M.Sc. Karoline-Luisa Lê Công
Crystals are a girl's best friend... as long as they diffract nicely. I studied biochemistry at the FU and felt in love with protein crystallography during my Bachelor thesis at Charité Berlin. Since than I've done several internships from Ludwigshafen BASF to Hamburg XFEL and wrote my Master thesis at FMP in a crystal-structure-based Drug Design project. Now I'm back at the FU to contribute my passion for protein crystallography to the Heberle Team as a doctoral student.
Currently I'm working under the UniSysCat framework on a method for growing light-gated functional protein crystal for time-resolved X-Ray measurements.
Department of Physics
Institute of Experimental Physics
Experimental Molecular Biophysics
PhD Candidate
Karoline-Luisa Lê Công born 1995 in Berlin, Germany
2013-2016 Bachelor of Science, Freie Universität Berlin.

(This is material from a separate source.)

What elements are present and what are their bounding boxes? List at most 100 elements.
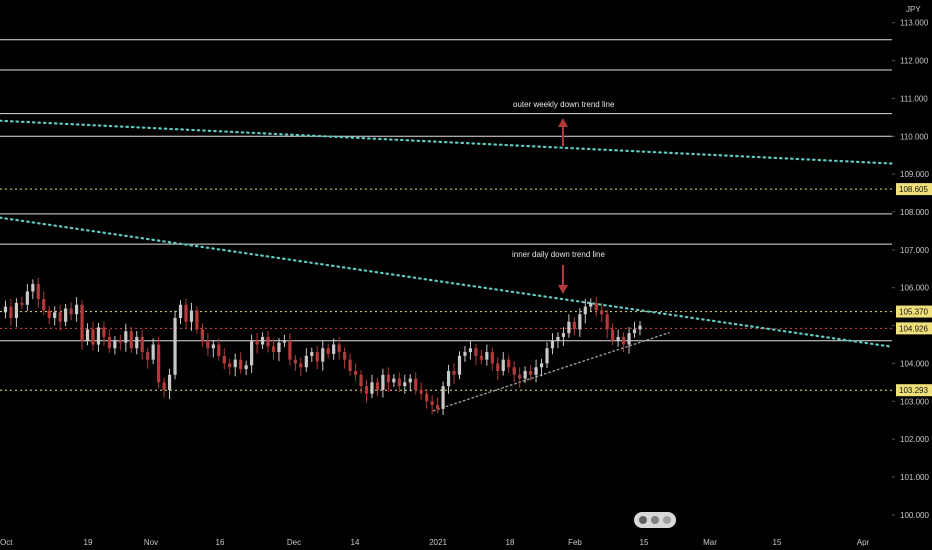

2016-2020 Master of Science, Freie Universität Berlin.
My current research focuses on the crystallization of mechanosensitive channels, co-crystallized with lightsensitive azolipids for time-resolved structural investigations. The lateral tension-switch from azolipid isomerization by light signal serves as a tool for a light-controlled opening of these channels. Thereby E. coli MscL is used as model for MS gating mechanisms. In combination with spectroscopic methods, a detailed examination of the conformational changes of pressuresensitive channels is pursued. Such precise structural knowledge of the mechanosensitive channel opening mechanisms are relevant for pain management candidates - in early developmental phases. Moreover, azolipids could serve as a optogenetic molecular switch for activation of pressuresensitive channels.